Doch halt – mit Aufkommen der Corona-Pandemie wurden ebendiese wichtigen Frage- und Auskunftsrechte weitgehend beschnitten, zu Teil ganz aufgehoben. Wir hatten im Januar 2021 über diese unheilvolle Entwicklung berichtet.
Zu Beginn wurde argumentiert, es handele sich um eine nur vorübergehende Einschränkung der Aktionär*innen-Rechte. Nun entpuppt sich das als Lüge, denn nicht nur wurde – heimlich, still und leise und bislang fast ohne jede öffentliche Beachtung – diese Ausnahmeregelung bereits zum zweiten mal verlängert – bis zum 31.8.2022 nämlich. Nein, diese Beschränkungen sollen – so droht das Bundesjustizministerium auf unsere Nachfragen hin – auch nach Corona so oder so ähnlich gesetzlich fortgeschrieben werden. Das klingt in bürokratisch vernebelnder Schriftart so:
„Die Erfahrungen, die in den Jahren 2020 und 2021 durch die Abhaltung entsprechender virtueller Hauptversammlungen gewonnen werden konnten, werden in die weiteren Überlegungen zu einer möglichen gesetzlichen Neuregelung der virtuellen Hauptversammlung einfließen.„
Die erneute Verlängerung der Zulässigkeit „virtueller Hauptversammlungen“ bei gleichzeitiger starker Beschneidung der Rechte von Aktionär*innen wurde – ebenfalls erneut – in einem Gesetzespaket mit ganz anderem Inhalt versteckt:
„Die erneute Verlängerung erfolgte durch Artikel 15 und 16 des Aufbauhilfegesetzes 2021 vom 10. September 2021. Damit können Hauptversammlungen von Aktiengesellschaften noch bis Ende August 2022 als virtuelle Hauptversammlungen abgehalten werden.“
[Wohl eher Abbau statt Aufbau. Aber das nebenbei.]
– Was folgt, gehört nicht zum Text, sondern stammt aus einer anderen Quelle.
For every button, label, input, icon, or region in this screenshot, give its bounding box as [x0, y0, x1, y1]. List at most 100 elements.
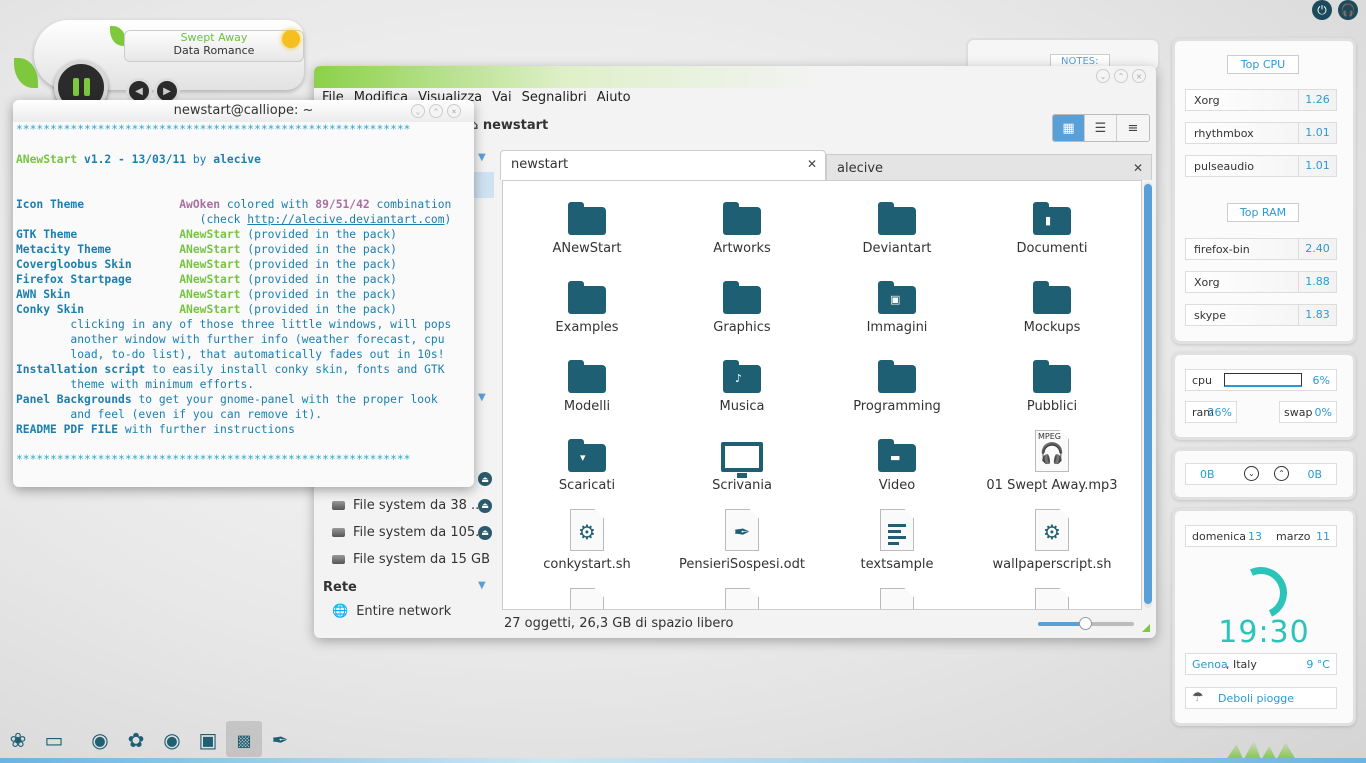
file-item[interactable]: Deviantart — [822, 189, 972, 256]
chevron-down-icon[interactable]: ▼ — [478, 152, 486, 163]
drive-label: File system da 38 ... — [353, 498, 484, 513]
folder-documents-icon: ▮ — [1033, 202, 1071, 235]
file-item[interactable]: Pubblici — [977, 347, 1127, 414]
file-item[interactable]: Scrivania — [667, 426, 817, 493]
conky-top-processes[interactable]: Top CPU Xorg 1.26 rhythmbox 1.01 pulseaudi… — [1172, 38, 1356, 344]
eject-icon[interactable]: ⏏ — [478, 472, 492, 486]
file-item[interactable]: Modelli — [512, 347, 662, 414]
tab-newstart[interactable]: newstart ✕ — [500, 150, 826, 180]
next-icon: ▶ — [163, 85, 171, 97]
terminal-titlebar[interactable]: newstart@calliope: ~ — [13, 100, 474, 122]
file-item[interactable] — [822, 584, 972, 609]
sidebar-item-drive[interactable]: File system da 105... ⏏ — [332, 525, 492, 540]
drive-label: File system da 105... — [353, 525, 488, 540]
terminal-icon[interactable]: ▩ — [230, 726, 258, 754]
file-name: Artworks — [713, 241, 771, 256]
eject-icon[interactable]: ⏏ — [478, 525, 492, 540]
headphones-icon[interactable]: 🎧 — [1338, 0, 1358, 20]
minimize-button[interactable]: ⌄ — [1096, 69, 1110, 83]
tab-alecive[interactable]: alecive ✕ — [826, 154, 1152, 180]
file-item[interactable]: ♪ Musica — [667, 347, 817, 414]
file-name: PensieriSospesi.odt — [678, 557, 805, 572]
conky-clock-weather[interactable]: domenica 13 marzo 11 19:30 Genoa , Italy… — [1172, 508, 1356, 726]
terminal-window[interactable]: newstart@calliope: ~ ⌄ ⌃ × *************… — [13, 100, 474, 487]
close-tab-icon[interactable]: ✕ — [1133, 161, 1143, 175]
text-file-icon — [880, 588, 914, 609]
sidebar-item-drive[interactable]: File system da 15 GB — [332, 552, 492, 567]
file-item[interactable]: ▬ Video — [822, 426, 972, 493]
sidebar-selected-item[interactable] — [474, 172, 494, 198]
pen-icon[interactable]: ✒ — [266, 726, 294, 754]
zoom-slider-handle[interactable] — [1079, 617, 1092, 630]
file-item[interactable] — [512, 584, 662, 609]
maximize-button[interactable]: ⌃ — [1114, 69, 1128, 83]
download-speed: 0B ⌄ ⌃ 0B — [1185, 463, 1337, 485]
top-cpu-row: rhythmbox 1.01 — [1185, 122, 1337, 144]
conky-system-usage[interactable]: cpu 6% ram 26% swap 0% — [1172, 352, 1356, 440]
close-tab-icon[interactable]: ✕ — [807, 157, 817, 171]
file-name: textsample — [860, 557, 934, 572]
file-item[interactable]: ANewStart — [512, 189, 662, 256]
sidebar-item-network[interactable]: 🌐 Entire network — [332, 604, 492, 619]
swap-meter: swap 0% — [1279, 401, 1337, 423]
file-item[interactable]: textsample — [822, 505, 972, 572]
top-ram-label[interactable]: Top RAM — [1227, 203, 1299, 222]
compact-view-button[interactable]: ≡ — [1117, 115, 1149, 141]
file-item[interactable]: Artworks — [667, 189, 817, 256]
file-item[interactable]: ▮ Documenti — [977, 189, 1127, 256]
folder-icon — [878, 360, 916, 393]
eject-icon[interactable]: ⏏ — [478, 498, 492, 513]
butterfly-icon[interactable]: ❀ — [4, 726, 32, 754]
file-item[interactable]: Examples — [512, 268, 662, 335]
pidgin-icon[interactable]: ✿ — [122, 726, 150, 754]
file-item[interactable] — [977, 584, 1127, 609]
list-view-button[interactable]: ☰ — [1085, 115, 1117, 141]
file-item[interactable]: ✒ PensieriSospesi.odt — [667, 505, 817, 572]
tab-label: alecive — [837, 161, 884, 176]
clock-time: 19:30 — [1218, 615, 1310, 650]
conky-network[interactable]: 0B ⌄ ⌃ 0B — [1172, 448, 1356, 500]
close-button[interactable]: × — [447, 104, 461, 118]
file-item[interactable]: ▣ Immagini — [822, 268, 972, 335]
file-item[interactable] — [667, 584, 817, 609]
chevron-down-icon[interactable]: ▼ — [478, 392, 486, 403]
tab-bar: newstart ✕ alecive ✕ — [500, 150, 1154, 180]
folder-icon — [723, 281, 761, 314]
network-label: Entire network — [356, 604, 452, 619]
status-bar: 27 oggetti, 26,3 GB di spazio libero — [504, 616, 734, 631]
package-icon[interactable]: ▣ — [194, 726, 222, 754]
firefox-icon[interactable]: ◉ — [86, 726, 114, 754]
file-item[interactable]: Mockups — [977, 268, 1127, 335]
power-icon[interactable]: ⏻ — [1312, 0, 1332, 20]
file-item[interactable]: Programming — [822, 347, 972, 414]
show-desktop-icon[interactable]: ▭ — [40, 726, 68, 754]
maximize-button[interactable]: ⌃ — [429, 104, 443, 118]
sun-icon — [282, 30, 300, 48]
breadcrumb-label: newstart — [482, 118, 549, 133]
date-row: domenica 13 marzo 11 — [1185, 525, 1337, 547]
folder-download-icon: ▾ — [568, 439, 606, 472]
file-item[interactable]: MPEG 🎧 01 Swept Away.mp3 — [977, 426, 1127, 493]
window-titlebar[interactable] — [314, 66, 1156, 88]
file-grid: ANewStart Artworks Deviantart ▮ Documenti… — [502, 180, 1142, 610]
menu-vai[interactable]: Vai — [492, 90, 511, 105]
text-file-icon — [570, 588, 604, 609]
menu-segnalibri[interactable]: Segnalibri — [522, 90, 587, 105]
minimize-button[interactable]: ⌄ — [411, 104, 425, 118]
nvidia-icon[interactable]: ◉ — [158, 726, 186, 754]
chevron-down-icon[interactable]: ▼ — [478, 580, 486, 591]
scrollbar-thumb[interactable] — [1144, 184, 1152, 604]
menu-aiuto[interactable]: Aiuto — [597, 90, 631, 105]
file-item[interactable]: ⚙ wallpaperscript.sh — [977, 505, 1127, 572]
resize-grip-icon[interactable] — [1142, 624, 1150, 632]
file-item[interactable]: ⚙ conkystart.sh — [512, 505, 662, 572]
sidebar-item-drive[interactable]: File system da 38 ... ⏏ — [332, 498, 492, 513]
top-cpu-label[interactable]: Top CPU — [1227, 55, 1299, 74]
icon-view-button[interactable]: ▦ — [1053, 115, 1085, 141]
breadcrumb[interactable]: ⌂ newstart — [469, 118, 548, 133]
top-ram-row: skype 1.83 — [1185, 304, 1337, 326]
file-item[interactable]: Graphics — [667, 268, 817, 335]
file-item[interactable]: ▾ Scaricati — [512, 426, 662, 493]
close-button[interactable]: × — [1132, 69, 1146, 83]
window-controls: ⌄ ⌃ × — [1096, 69, 1146, 83]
Und schlimmer noch: Diese mit Corona begründeten Einschränkungen sind ganz unabhängig davon möglich, ob und wie sehr die Pandemie weiter existiert. Also selbst wenn die Corona-Inzidenzen sinken würden und ganz unabhängig von allen anderen Randbedingungen (Masken, 3G, 2G …) – die Konzerne dürfen virtuelle Hauptversammlungen ohne Präsenz von Aktionär*innen durchführen:
„Das Gesetz (…) hat eine eigenständige Außerkrafttretensregelung (31.08.2022), die nicht an die „epidemische Lage von nationaler Tragweite“ anknüpft.“
Ein echter Gesetz-Konstruktions-Fehler, wenn man die Begründung der Corona-Pandemie für die Änderungen ernst nimmt.
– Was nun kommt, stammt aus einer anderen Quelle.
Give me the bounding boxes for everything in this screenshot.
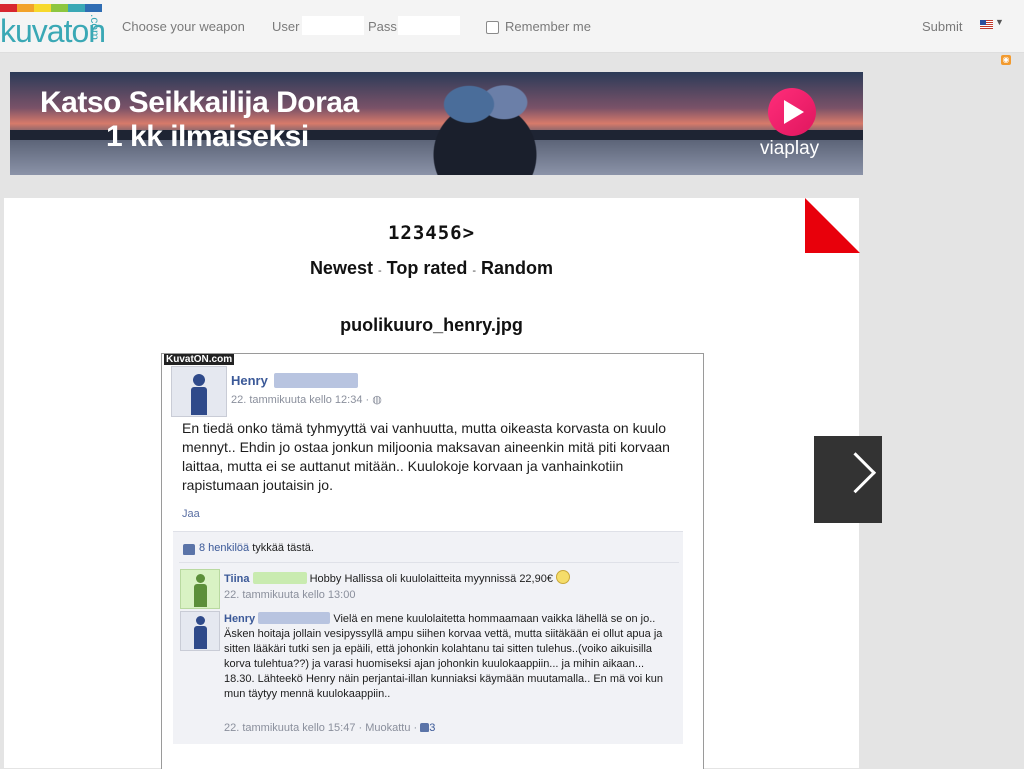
chevron-down-icon[interactable]: ▼ — [995, 17, 1004, 27]
comment-text: Vielä en mene kuulolaitetta hommaamaan v… — [224, 613, 664, 700]
us-flag-icon[interactable] — [980, 20, 993, 29]
redacted-name — [252, 572, 307, 584]
person-body — [194, 584, 207, 607]
person-body — [191, 387, 207, 415]
person-icon — [196, 574, 205, 583]
thumbs-up-icon — [183, 544, 195, 555]
ad-photo — [405, 74, 565, 175]
logo-color-bar-1 — [0, 4, 17, 12]
comments-box: 8 henkilöä tykkää tästä. Tiina Hobby Hal… — [173, 531, 683, 744]
image-screenshot[interactable]: KuvatON.com Henry 22. tammikuuta kello 1… — [161, 353, 704, 769]
post-text: En tiedä onko tämä tyhmyyttä vai vanhuut… — [182, 420, 670, 493]
likes-count: 8 henkilöä — [199, 542, 250, 554]
submit-button[interactable]: Submit — [922, 19, 962, 34]
avatar — [180, 569, 220, 609]
comment-author: Tiina — [224, 573, 250, 585]
logo-color-bar-5 — [68, 4, 85, 12]
globe-icon: ◍ — [372, 394, 382, 406]
avatar — [171, 366, 227, 417]
comment-meta: 22. tammikuuta kello 15:47 · Muokattu · … — [224, 722, 435, 734]
redacted-name — [258, 612, 331, 624]
play-icon — [784, 100, 804, 124]
site-logo[interactable]: kuvaton .com — [0, 4, 106, 50]
person-icon — [193, 374, 205, 386]
person-icon — [196, 616, 205, 625]
sort-separator: - — [472, 265, 477, 277]
sort-random-link[interactable]: Random — [481, 258, 553, 278]
choose-weapon-link[interactable]: Choose your weapon — [122, 19, 245, 34]
comment-1: Tiina Hobby Hallissa oli kuulolaitteita … — [224, 570, 674, 587]
comment-text: Hobby Hallissa oli kuulolaitteita myynni… — [309, 573, 553, 585]
user-label: User — [272, 19, 300, 34]
logo-color-bar-2 — [17, 4, 34, 12]
person-body — [194, 626, 207, 649]
sort-links: Newest - Top rated - Random — [4, 258, 859, 279]
post-time: 22. tammikuuta kello 12:34 · — [231, 394, 373, 406]
chevron-right-icon — [835, 452, 877, 494]
avatar — [180, 611, 220, 651]
sort-separator: - — [377, 265, 382, 277]
top-bar: kuvaton .com Choose your weapon User Pas… — [0, 0, 1024, 53]
pass-label: Pass — [368, 19, 397, 34]
ad-brand: viaplay — [760, 138, 820, 159]
thumbs-up-icon — [420, 723, 430, 732]
post-author: Henry — [231, 373, 268, 388]
next-image-button[interactable] — [814, 436, 882, 523]
comment-meta: 22. tammikuuta kello 13:00 — [224, 589, 356, 601]
logo-suffix: .com — [88, 14, 102, 41]
logo-color-bar-3 — [34, 4, 51, 12]
watermark: KuvatON.com — [164, 354, 235, 365]
smiley-icon — [556, 570, 571, 584]
divider — [179, 562, 679, 563]
viaplay-logo-icon — [768, 88, 816, 136]
likes-line: 8 henkilöä tykkää tästä. — [199, 542, 314, 554]
comment-time: 22. tammikuuta kello 15:47 · Muokattu · — [224, 722, 421, 734]
sort-newest-link[interactable]: Newest — [310, 258, 373, 278]
sort-top-rated-link[interactable]: Top rated — [387, 258, 468, 278]
remember-me-checkbox[interactable] — [486, 21, 499, 34]
flag-canton — [980, 20, 986, 25]
logo-color-bar-6 — [85, 4, 102, 12]
logo-color-bar-4 — [51, 4, 68, 12]
password-field[interactable] — [398, 16, 460, 35]
remember-me-label[interactable]: Remember me — [505, 19, 591, 34]
content-panel: 123456> Newest - Top rated - Random puol… — [4, 198, 860, 769]
likes-text: tykkää tästä. — [252, 542, 314, 554]
ad-banner[interactable]: Katso Seikkailija Doraa 1 kk ilmaiseksi … — [10, 72, 863, 175]
username-field[interactable] — [302, 16, 364, 35]
comment-2: Henry Vielä en mene kuulolaitetta hommaa… — [224, 612, 664, 702]
rss-icon[interactable]: ◉ — [1001, 55, 1011, 65]
comment-author: Henry — [224, 613, 256, 625]
post-meta: 22. tammikuuta kello 12:34 · ◍ — [231, 393, 382, 406]
image-title: puolikuuro_henry.jpg — [340, 315, 523, 335]
comment-likes: 3 — [429, 722, 436, 734]
redacted-name — [274, 373, 358, 388]
ad-subheadline: 1 kk ilmaiseksi — [106, 120, 309, 153]
page-numbers[interactable]: 123456> — [4, 222, 859, 244]
ad-headline: Katso Seikkailija Doraa — [40, 86, 359, 119]
share-link: Jaa — [182, 508, 200, 520]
Manager*innen, die Kritik und öffentliche Debatten über ihr Tun und Lassen fürchten, freut’s sehr.
Klar ist:
Der Konstruktionsfehler muss behoben werden und Hauptversammlungen müssen künftig wieder in der alten Form und mit allen bisherigen Rechten für die Halter/Besitzer der Aktionspapiere durchgeführt werden können. Das schließt ja nicht aus, dass „hybride Hauptversammlungen“ möglich sind. Also die wahlweise Online- oder Realwelt-Teilnahme an den HVs.
Es ist wichtig, diese Forderung jetzt zu erheben, bevor hinter den verschlossenen Türen der Ampel-Koalitionsverhandlungen mit den entsprechenden konzernfreundlichen Teilnehmern andere Weichen gestellt werden – ganz unabhängig davon, ob diese dann konkret im Koalitionsvertrag benannt werden oder nicht.
Immerhin: Erste Kritik an den virtuellen HV regt sich selbst in konservativen Kreisen.